Catriona Lowe, Consumer Action co-CEO, said that the Government’s proposals to require all lenders to be licensed and to join an external dispute resolution scheme were major improvements that would significantly increase protections for ordinary consumers.
‘One of the most important parts of the Bill is the requirement that licensed credit providers and brokers lend responsibly,’ Ms Lowe said.
‘This could be a big step forward for Australia but the challenge is to make sure this obligation actually works in practice. There must be a strong incentive to act responsibly in marketing and selling responsible products.
‘This includes fixing the current situation where a lender can simply blame a bad loan on a broker. The current Bill does not achieve this.’
‘The best approach would be to have some broad principles rather than requirements that are too limited and specific. The regulator can provide guidance on broad principles as is done in the UK.’
‘A key problem with our current state laws is that unscrupulous lenders have found many loopholes to avoid obligations, and we must make sure that the detail in the new laws does not limit their coverage and lead to avoidance.’
Ms Lowe said that the proposal to lift the threshold under which consumers can request a change to their loan repayments due to hardship was good, but other problems in this area also needed to be fixed to ensure consumers in hardship could access help.
‘The new requirement for lenders to respond to consumer requests for a change within 21 days so that consumers are not left hanging is a welcome improvement.’
‘But lenders should have to consider a range of more flexible options for repaying a loan, similar to the options the Government agreed with the major banks voluntarily a few weeks ago. Otherwise the help available is too limited.’
‘It is also important that consumers can force a lender to agree to reasonable requests for changes. At present lenders often refuse these requests and consumers have to go to court to enforce them, which is often not feasible due to the cost, time and uncertainty involved in legal action.’
‘It will be a huge improvement if all consumers can take these requests to the Financial Ombudsman Service or Credit Ombudsman Service.
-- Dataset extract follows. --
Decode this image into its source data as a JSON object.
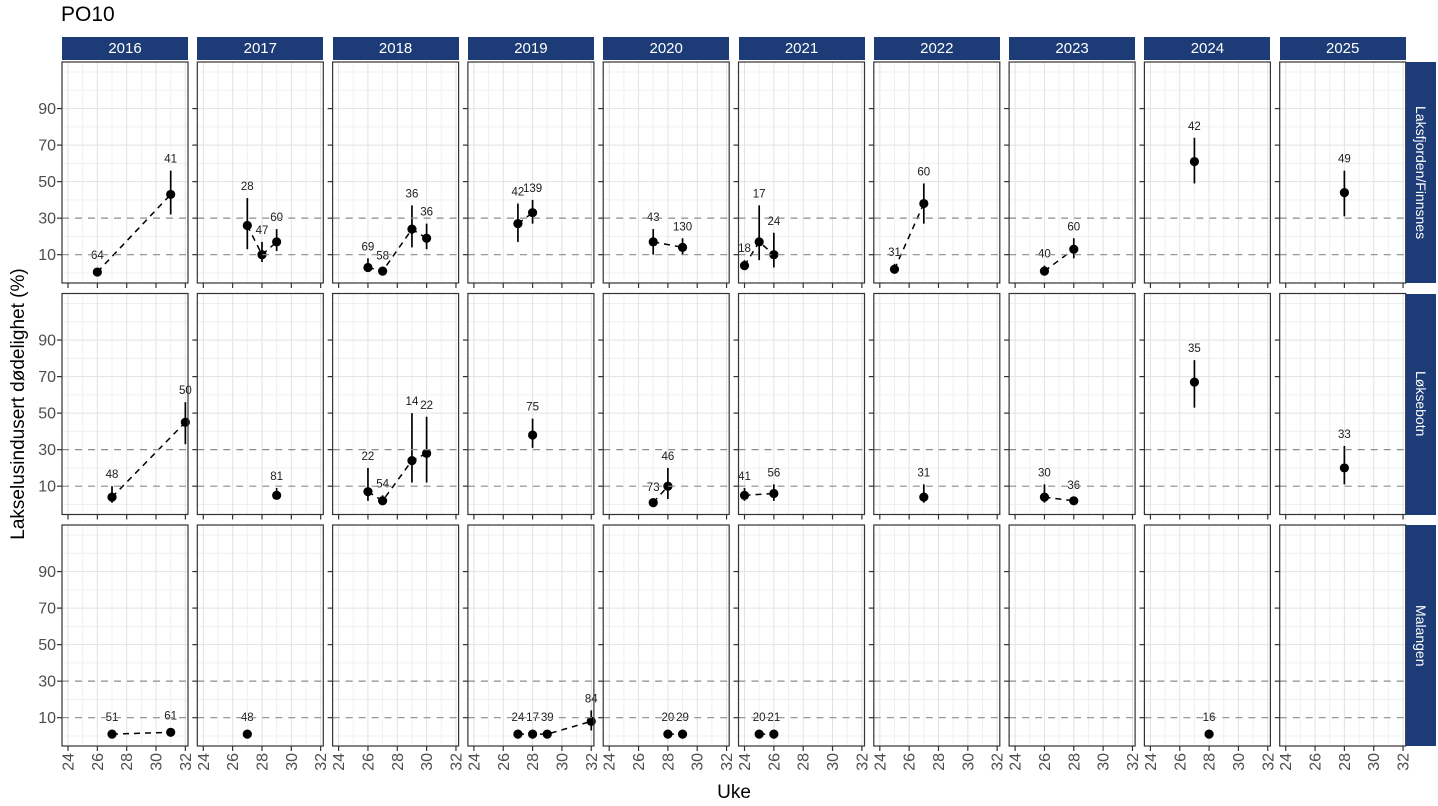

We also welcome the Bill’s recognition that a new low cost jurisdiction should also be established in the Federal Magistrates Court to handle these and other consumer applications, although the details need to be drafted.’
Ms Lowe said predatory lending practices needed to be addressed in the Bill as a matter of urgency.
‘The laws should place a cap on the cost of a loan, including interest and fees,’ said Ms Lowe.
‘New South Wales and Queensland currently have a cap on the total cost of a loan, equivalent to 48% interest, although some loopholes need to be closed.’
‘We are particularly concerned that the Government has said nothing about retaining these caps in those states. They must be retained while the Federal Government considers the best way to address exploitative high cost loans such as payday loans.’
‘The Federal Government has not addressed this problem and it is unlikely that the irresponsible lending laws being proposed will stop these practices.’
‘The current caps of 48% need to be retained and tightened to stop predatory payday lending. We believe there is no place for such usurious lending in a community concerned with equity and the fair treatment of the disadvantaged.’